Why All Adoptees Need a Certificate of Citizenship

Holt adoptee Susan Cox highlights the importance of securing a certificate of citizenship, and urges all adoptees and adoptive parents to take this critical step. Susan also serves as Holt’s vice president of policy and external affairs. 

Susan new citizenship 58
A childhood photo of Susan Cox holding her certificate of citizenship after joining her family through adoption from Korea.

When I was adopted in 1956, I came to the U.S. with a Korean passport and a U.S. visa. I did not have a birth certificate then, and still don’t. The day I became a naturalized citizen was a big day and my parents impressed upon me how important it was.

To get a work permit as a teenager, I had only my certificate of citizenship (naturalization papers) and Korean passport. Because those two documents could not be replaced, we made the trip to the nearest immigration office and presented the documents in person so that they would never be out of sight.

I’m grateful that my parents took this responsibility seriously and took the necessary steps to provide me with the protections granted by U.S. citizenship. I’m keenly aware that many adoptees did not have the same experience and that some of them are vulnerable without a certificate of citizenship as adults.

Particularly for adoptees who never received adoption documents from their parents, or do not have them for whatever reason, Holt is committed to helping you access your adoption papers.
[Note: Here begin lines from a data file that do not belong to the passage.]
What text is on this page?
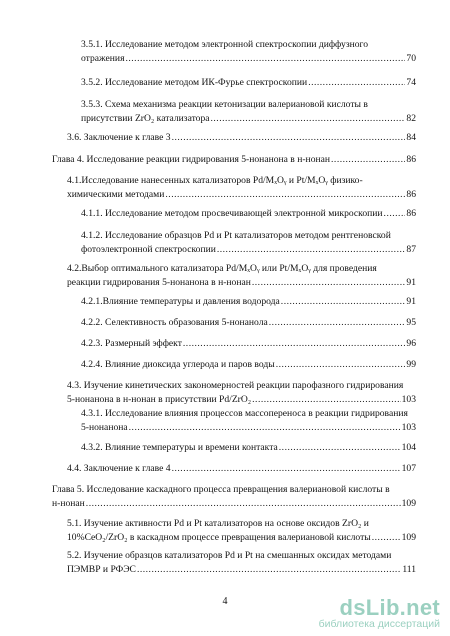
3.5.1. Исследование методом электронной спектроскопии диффузного
отражения .....	70
3.5.2. Исследование методом ИК-Фурье спектроскопии .....	74
3.5.3. Схема механизма реакции кетонизации валериановой кислоты в
присутствии ZrO₂ катализатора .....	82
3.6. Заключение к главе 3 .....	84
Глава 4. Исследование реакции гидрирования 5-нонанона в н-нонан .....	86
4.1.Исследование нанесенных катализаторов Pd/MₓOᵧ и Pt/MₓOᵧ физико-
химическими методами .....	86
4.1.1. Исследование методом просвечивающей электронной микроскопии ..... 86
4.1.2. Исследование образцов Pd и Pt катализаторов методом рентгеновской
фотоэлектронной спектроскопии .....	87
4.2.Выбор оптимального катализатора Pd/MₓOᵧ или Pt/MₓOᵧ для проведения
реакции гидрирования 5-нонанона в н-нонан .....	91
4.2.1.Влияние температуры и давления водорода .....	91
4.2.2. Селективность образования 5-нонанола .....	95
4.2.3. Размерный эффект .....	96
4.2.4. Влияние диоксида углерода и паров воды .....	99
4.3. Изучение кинетических закономерностей реакции парофазного гидрирования
5-нонанона в н-нонан в присутствии Pd/ZrO₂ .....	103
4.3.1. Исследование влияния процессов массопереноса в реакции гидрирования
5-нонанона .....	103
4.3.2. Влияние температуры и времени контакта .....	104
4.4. Заключение к главе 4 .....	107
Глава 5. Исследование каскадного процесса превращения валериановой кислоты в
н-нонан .....	109
5.1. Изучение активности Pd и Pt катализаторов на основе оксидов ZrO₂ и
10%CeO₂/ZrO₂ в каскадном процессе превращения валериановой кислоты .....	109
5.2. Изучение образцов катализаторов Pd и Pt на смешанных оксидах методами
ПЭМВР и РФЭС .....	111
4	dsLib.net
библиотека диссертаций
If you have your certificate of citizenship, it is not necessary to apply for a new one. However, out of an abundance of caution, if you have misplaced or do not have your papers, we urge you to apply for one. To learn more, visit the USCIS help center online.

We encourage all adult adoptees and parents of youth adoptees to double check their citizenship status and ensure they can prove that they are U.S. citizens.

Any adoptee that was 18 or older in 2001 and would like to discuss their citizenship status is welcome to contact Holt’s post-adoption team through our PAS website, located here.

For adoptions after 2001, even if you have a valid passport, we recommend you also get a certificate of citizenship.

If you need help applying for a certificate of citizenship, we are here to assist you. We will respond to requests for more information as promptly as possible, but there could be delays based on volume of requests. There will be no fees for this service.

For more detailed information, click here. If you have additional questions or concerns you can also contact me at susanc@holtinternational.org.

Susan Cox | Vice President of Policy & External Affairs

2 Replies to “Why All Adoptees Need a Certificate of Citizenship”

  1. We got Maelyn her Certificate of Citezenship, shortly after bringing her home from China! We also re-Adopted her in Illinois, then we were able to get her a birth certificate from Illinois! I highly advise everyone to do so, not too costly & well worth it, and also extended family were able to be involved, so turned into another celebration!

  2. The instructions we received from Holt when we adopted nearly 30 years ago included all the processes to insure legal US adoption (not just country of birth) and USA Citizenship. I can’t imagine that these same instructions haven’t been passed on to every adoptive parent for all 30 years. Thank you Holt for your attention to detail and professionalism. All I had to do, was heed your instructions!!